Bağlanma: bireyin karşısındakine hissettiği güçlü bir ilgi zevk olarak nitelendirilebilir. Erken bağlanma stillerimiz çocukluk döneminde bakım verenle ilişki aracılığıyla kurulur burada bakım veren daha çok annedir.
Bağlanma stilleri, ilişkilerde farklı etkileşim ve davranış biçimleriyle karakterize edilebilir. Erken çocukluk döneminde bu bağlanma stilleri, çocukların ve ebeveynlerin nasıl etkileşime girdiğine bakar. Ebeveyn ile ilişkideki erken tecrübeler sonucunda oluşan bağlanma biçimleri yetişkinlik döneminde de etkilerini sürdürecektir. Yetişkinlikte ise bağlanma stilleri, romantik ilişkilerdeki bağlanma kalıplarını tanımlamak için kullanılır.
Güvenli Bağlanma
Güvenli bağlanan çocukların ebeveynleri genellikle çocukları ile daha çok vakit geçirmiş olur ve diğer bağlanma stillerindeki ebeveynlere kıyasla çocuğun ihtiyaçlarını daha hızlı karşılar. Güvenli bağlanmış çocuk ebeveyni gittiğinde üzülür ama geri döndüğünde çabucak sakinleşir. Yabancı insanlar yerine ebeveynlerini tercih ederler. Çocuklukta güvenli bağlanma geliştiren kişiler yetişkinlikte ise, uzun vadeli ilişkilere güvenmek, yüksek özgüvene sahip olmak, yakın ilişkilerden keyif almak, ihtiyacı olduğunda sosyal destek aramak ve diğer insanlara duygularını paylaşma yeteneğine sahip olmak gibi özellikleri olur.
Güvensiz Bağlanma
Güvensiz bağlanma biçimleri üçe ayrılır:
1-Kaygılı Bağlanma
2-Kaçıngan Bağlanma
3-Düzensiz Bağlanma
1. Kaygılı Bağlanma
Kaygılı bağlanan bebekler ve çocuklar ise yabancılara karşı çok daha şüpheci yaklaşırlar; bir ebeveynden veya bakıcıdan ayrıldıklarında önemli ölçüde tepki gösterirler, ancak ebeveynlerinin geri dönüşüyle rahatlamış görünmezler. Yetişkinlikte ise, kaygılı bağlanma stiline sahip kişiler, genellikle başkalarına yakın olma konusunda isteksiz hissederler ve eşlerinin kendi duygularına karşılık vermediğinden endişe ederler.
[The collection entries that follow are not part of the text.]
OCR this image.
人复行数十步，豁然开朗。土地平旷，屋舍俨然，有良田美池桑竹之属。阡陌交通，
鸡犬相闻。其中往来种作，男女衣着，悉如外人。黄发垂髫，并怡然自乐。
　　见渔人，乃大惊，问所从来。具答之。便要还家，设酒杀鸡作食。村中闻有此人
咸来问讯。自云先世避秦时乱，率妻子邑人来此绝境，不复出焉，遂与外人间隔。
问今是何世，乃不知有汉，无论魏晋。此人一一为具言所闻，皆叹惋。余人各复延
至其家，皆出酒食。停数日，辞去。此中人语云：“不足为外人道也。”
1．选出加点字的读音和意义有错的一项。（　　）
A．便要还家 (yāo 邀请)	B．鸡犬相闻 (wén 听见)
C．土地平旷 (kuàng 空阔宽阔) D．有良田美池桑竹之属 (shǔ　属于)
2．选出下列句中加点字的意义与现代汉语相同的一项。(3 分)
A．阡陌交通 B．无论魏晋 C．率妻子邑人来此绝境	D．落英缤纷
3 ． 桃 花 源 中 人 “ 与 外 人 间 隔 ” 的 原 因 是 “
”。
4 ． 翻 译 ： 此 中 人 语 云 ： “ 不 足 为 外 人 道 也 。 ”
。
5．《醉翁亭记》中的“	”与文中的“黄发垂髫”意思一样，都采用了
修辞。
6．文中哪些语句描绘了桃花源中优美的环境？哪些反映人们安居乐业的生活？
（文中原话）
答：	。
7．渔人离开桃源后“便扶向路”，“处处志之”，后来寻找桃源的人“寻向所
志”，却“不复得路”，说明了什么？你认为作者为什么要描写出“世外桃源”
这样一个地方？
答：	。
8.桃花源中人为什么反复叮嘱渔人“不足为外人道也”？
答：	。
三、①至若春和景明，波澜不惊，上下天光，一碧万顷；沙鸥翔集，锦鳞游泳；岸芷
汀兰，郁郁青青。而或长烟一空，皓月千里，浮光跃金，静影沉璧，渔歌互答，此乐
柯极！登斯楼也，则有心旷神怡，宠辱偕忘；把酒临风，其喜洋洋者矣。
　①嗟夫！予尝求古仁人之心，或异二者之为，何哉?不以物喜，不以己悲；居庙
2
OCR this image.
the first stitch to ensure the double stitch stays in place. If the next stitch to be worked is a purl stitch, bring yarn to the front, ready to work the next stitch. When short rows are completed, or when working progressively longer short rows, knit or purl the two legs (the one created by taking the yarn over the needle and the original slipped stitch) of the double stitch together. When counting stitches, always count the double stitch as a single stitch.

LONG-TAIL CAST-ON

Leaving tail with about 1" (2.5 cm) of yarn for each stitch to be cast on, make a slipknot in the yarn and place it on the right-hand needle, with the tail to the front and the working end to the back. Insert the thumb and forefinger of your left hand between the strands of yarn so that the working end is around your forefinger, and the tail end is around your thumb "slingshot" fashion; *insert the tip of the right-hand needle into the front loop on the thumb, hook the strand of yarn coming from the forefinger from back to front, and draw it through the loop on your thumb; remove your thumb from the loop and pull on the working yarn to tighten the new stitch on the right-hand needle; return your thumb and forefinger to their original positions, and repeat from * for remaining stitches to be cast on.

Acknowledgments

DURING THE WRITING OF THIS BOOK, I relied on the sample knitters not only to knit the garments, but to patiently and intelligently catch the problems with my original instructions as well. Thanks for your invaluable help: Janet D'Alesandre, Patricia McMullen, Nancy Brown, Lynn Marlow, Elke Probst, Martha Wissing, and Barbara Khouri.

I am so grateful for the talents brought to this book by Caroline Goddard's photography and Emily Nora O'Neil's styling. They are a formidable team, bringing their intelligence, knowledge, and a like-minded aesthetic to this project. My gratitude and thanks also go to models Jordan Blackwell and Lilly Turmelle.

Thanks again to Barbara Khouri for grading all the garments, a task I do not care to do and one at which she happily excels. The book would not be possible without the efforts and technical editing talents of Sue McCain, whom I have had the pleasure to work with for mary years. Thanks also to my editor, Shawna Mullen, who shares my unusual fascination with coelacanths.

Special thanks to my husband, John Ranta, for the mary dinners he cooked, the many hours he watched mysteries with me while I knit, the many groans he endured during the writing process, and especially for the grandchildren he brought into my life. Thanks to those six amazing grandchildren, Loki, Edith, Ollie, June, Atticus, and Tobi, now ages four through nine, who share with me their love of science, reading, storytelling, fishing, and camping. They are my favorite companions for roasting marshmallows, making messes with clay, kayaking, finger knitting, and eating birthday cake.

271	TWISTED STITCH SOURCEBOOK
Genellikle ilişkiler onlara soğuk ve mesafeli hissettirir ve bu sebeple ayrılıklara yol açar.
2. Kaçıngan Bağlanma
Kaçıngan güvensiz bağlanan çocuklarda ailesinden kaçma gözlemlenir. Bu çocuklar ebeveynden gelen bir ilgiyi reddetmez ama aramazlar da. Ayrıca güvenli bağlanma stilinden farklı olarak aile ve yabancı arasında bir tercihte bulunmazlar. Yetişkinlik döneminde kaçınmacı bağlanmaya sahip kişiler, yakın ilişkilerde zorluk çekebilme potansiyeli yüksektir.
Kaçıngan bağlanan insanlar ilişkilere çok fazla duygu yatırmazlar ve bir ilişki sona erdiğinde çok az sıkıntı yaşarlar. İşim var ya da işten geç çıkacağım gibi bahaneleri yakın olmaktan kaçmak için kullanırlar. Diğer ortak özellikleri ise stresli zamanlarda eşleri desteklememe ve onlarla duygu, düşünce ve hislerini paylaşmamaktır daha çok içlerine atıp durumu içlerinde yaşarlar.
3. Düzensiz Bağlanma
Düzensiz bağlanma stiline sahip olanlarsa diğer bağlanma stillerinden farklı olarak apaçık bir bağlanma davranışında bulunmaz. Bakım verene karşı kaçma veya direnme gibi davranışlar gözlemlenir.
Bu çocuklar, bazen bir bakıcının yanında şaşkın veya endişeli görünen sersemlemiş davranışlar sergiliyor olarak tanımlanabilir. Ebeveynlerin tutarsız ve dengesiz davranışlarının bu bağlanma tarzına etkisi olabildiğini düşünebiliriz.
Çocuklukta geliştirilen bağlanma stilinin ilerideki ilişkilerimiz için kesin bir yanıt olarak düşünülmesinin yanlış olduğunu da unutmamalıyız. Çocukluk döneminde kaygılı ya da kaçıngan olarak tanımlananlar yetişkin olduklarında güvenli bir şekilde bağlanırken, çocukluklarında güvenli bağlananlar yetişkinliklerinde güvensiz bağlanma gibi davranışlar da sergileyebilirler.
Temel mizacın da bağlanmada rol oynadığını düşünebiliriz yani yetişkinlikte tecrübe ettiğimiz romantik ilişkilerde erken çocukluk bağlanma stili ile tam olarak örtüşmese de ilişkilerimizin gelişiminde rol oynadığına şüphe yoktur.
Sonuç olarak biz ailemizle geliştiremediğimiz güvenli bağlanmayı yetişkinlikte ilişkimizle yaşayabilr. Bu konuda bizim ne kadar güvensiz bağlandığımız bu konuyla ilgili farkında olmamız ilişkilerimizi geliştirmeye ne kadar istekli olduğumuz gibi bir çok şeyi göz önünde alabilşirz
Bağlanma ile ilgili bir farkında olmuşluğunuz ve bu konuda gelişime açık olduktan sonra ilişki seçimini bilinçli yapmasak kendimizi daha sağlıklı ilişki kurabileceğimiz bir partnere çekim duyarken bulabilir. Karşımızdaki kişi daha güvenli bağlanan biriyse ve biz de ilişkide daha güvenli bağlanan biri haline gelebiliriz.